Gochugaru Girl had to resign herself to a delayed journey to Somerset last weekend, as traffic ground to a halt near Stonehenge.


Fortunately I had a book in my bag, which helped pass the time.

Whilst I have read many articles and books on the atrocities perpetrated during China’s Cultural Revolution (1966 to 1976) this is the first book I have read about life under the dictatorship of the Kim dynasty in North Korea.

Escape from Camp 14* is a biography of Shin Dong-hyuk, who was born in Camp 14, a political prison. I was drawn by the trailer on the back cover:

No one born in Camp 14 or in any North Korean political prison camp has escaped.

No one except Shin.

This is his story.

On a certain level, I find it difficult to engage with issues concerning human right abuses. The reason is this: all around me, I am faced with ordinary people who face great hardship in their lives. To make a great show of supporting groups which champion human rights (inevitably of people in distant places) whilst ignoring the problems on my own turf would not make sense.
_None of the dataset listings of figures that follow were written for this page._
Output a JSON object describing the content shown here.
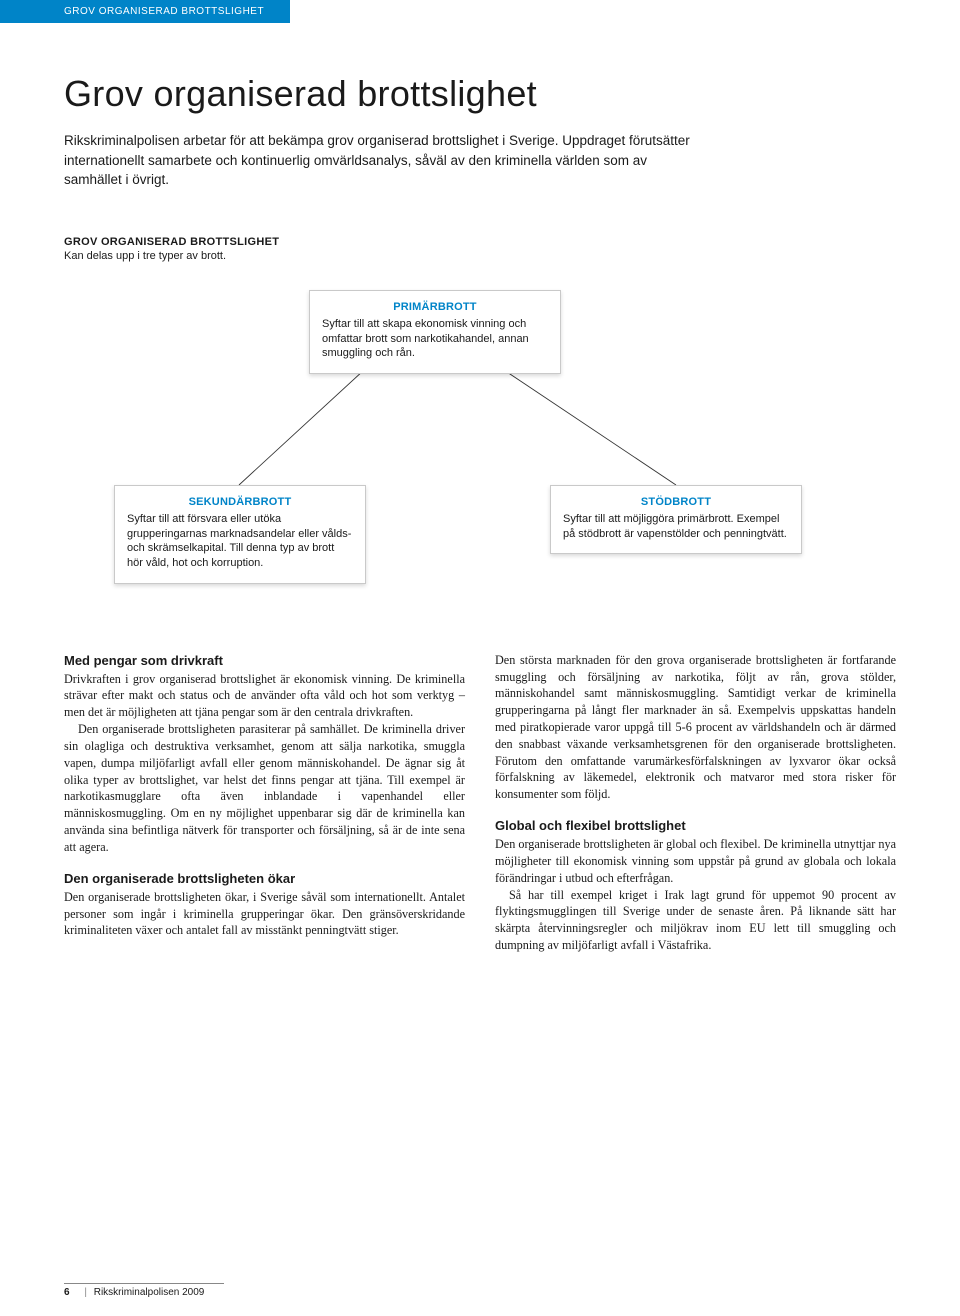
{
  "header": {
    "label": "GROV ORGANISERAD BROTTSLIGHET"
  },
  "title": "Grov organiserad brottslighet",
  "intro": "Rikskriminalpolisen arbetar för att bekämpa grov organiserad brottslighet i Sverige. Uppdraget förutsätter internationellt samarbete och kontinuerlig omvärldsanalys, såväl av den kriminella världen som av samhället i övrigt.",
  "diagram": {
    "heading": "GROV ORGANISERAD BROTTSLIGHET",
    "sub": "Kan delas upp i tre typer av brott.",
    "nodes": {
      "top": {
        "title": "PRIMÄRBROTT",
        "body": "Syftar till att skapa ekonomisk vinning och omfattar brott som narkotikahandel, annan smuggling och rån."
      },
      "left": {
        "title": "SEKUNDÄRBROTT",
        "body": "Syftar till att försvara eller utöka grupperingarnas marknadsandelar eller vålds- och skrämselkapital. Till denna typ av brott hör våld, hot och korruption."
      },
      "right": {
        "title": "STÖDBROTT",
        "body": "Syftar till att möjliggöra primärbrott. Exempel på stödbrott är vapenstölder och penningtvätt."
      }
    },
    "style": {
      "title_color": "#0084c8",
      "border_color": "#c9c9c9",
      "line_color": "#333333"
    }
  },
  "columns": {
    "left": [
      {
        "heading": "Med pengar som drivkraft",
        "paragraphs": [
          "Drivkraften i grov organiserad brottslighet är ekonomisk vinning. De kriminella strävar efter makt och status och de använder ofta våld och hot som verktyg – men det är möjligheten att tjäna pengar som är den centrala drivkraften.",
          "Den organiserade brottsligheten parasiterar på samhället. De kriminella driver sin olagliga och destruktiva verksamhet, genom att sälja narkotika, smuggla vapen, dumpa miljöfarligt avfall eller genom människohandel. De ägnar sig åt olika typer av brottslighet, var helst det finns pengar att tjäna. Till exempel är narkotikasmugglare ofta även inblandade i vapenhandel eller människosmuggling. Om en ny möjlighet uppenbarar sig där de kriminella kan använda sina befintliga nätverk för transporter och försäljning, så är de inte sena att agera."
        ]
      },
      {
        "heading": "Den organiserade brottsligheten ökar",
        "paragraphs": [
          "Den organiserade brottsligheten ökar, i Sverige såväl som internationellt. Antalet personer som ingår i kriminella grupperingar ökar. Den gränsöverskridande kriminaliteten växer och antalet fall av misstänkt penningtvätt stiger."
        ]
      }
    ],
    "right": [
      {
        "paragraphs": [
          "Den största marknaden för den grova organiserade brottsligheten är fortfarande smuggling och försäljning av narkotika, följt av rån, grova stölder, människohandel samt människosmuggling. Samtidigt verkar de kriminella grupperingarna på långt fler marknader än så. Exempelvis uppskattas handeln med piratkopierade varor uppgå till 5-6 procent av världshandeln och är därmed den snabbast växande verksamhetsgrenen för den organiserade brottsligheten. Förutom den omfattande varumärkesförfalskningen av lyxvaror ökar också förfalskning av läkemedel, elektronik och matvaror med stora risker för konsumenter som följd."
        ]
      },
      {
        "heading": "Global och flexibel brottslighet",
        "paragraphs": [
          "Den organiserade brottsligheten är global och flexibel. De kriminella utnyttjar nya möjligheter till ekonomisk vinning som uppstår på grund av globala och lokala förändringar i utbud och efterfrågan.",
          "Så har till exempel kriget i Irak lagt grund för uppemot 90 procent av flyktingsmugglingen till Sverige under de senaste åren. På liknande sätt har skärpta återvinningsregler och miljökrav inom EU lett till smuggling och dumpning av miljöfarligt avfall i Västafrika."
        ]
      }
    ]
  },
  "footer": {
    "page": "6",
    "text": "Rikskriminalpolisen 2009"
  }
}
For example, whilst I am able to help the homeless in W1 in a practical way, thorough charities such as ASLAN, I am not able to do so for someone incarcerated in a political prison nearly 5,500 miles away. There are however organisations such as Liberty in North Korea who are devoted to the North Korean human rights and humanitarian crises.

My interest in North Korea stems from my interest in South Korea. It is impossible to visit the latter without reading in all the guidebooks about the Korean Demilitarized Zone (DMZ), about South Korea’s readiness for a military attack from the North, about spies, defectors and refugees.

The book is well written and well-paced. The passages describing the torture, abuse and betrayal that the prisoners are subjected to are not so vivid as to lead to nightmares. At the same time, the passages describing Shin’s escape from North Korea and his bid for asylum in the South Korean Consulate in Shanghai do not lead immediately to feelings of exhilaration.

This is largely due to faithful reporting by Blaine Harden of Shin’s emotions – Shin himself was so traumatised by the events of his life that it took a lot for him to reveal the details of the following: his childhood, time at the prison camp, escape, year in limbo in China and finally his journey to South Korea. Since fear is the only emotion Shin understands, it is difficult for him to describe anything such as joy or despondency.

That most of us are able to feel a wide array of emotions – the highs and lows of life – is something I will now not take for granted.

If fear was the only emotion Shin understood, then the feeling he felt most was hunger. Indeed what kept him going towards China and towards his escape was this dream of having plenty of grilled meat to eat.

I am racing ahead of myself: I should have explained at the beginning the reason that Shin was in this political prison camp. I will explore this in my next post.

Thanks to Junior Two, who urged me to read this book, and who has cooked dinner these past few days which gave me some time to finish reading this most compelling personal life story.


* Escape from Camp 14: One man’s remarkable odyssey from North Korea to freedom in the West by Blaine Harden, published by Pan, ISBN  978-0330519540.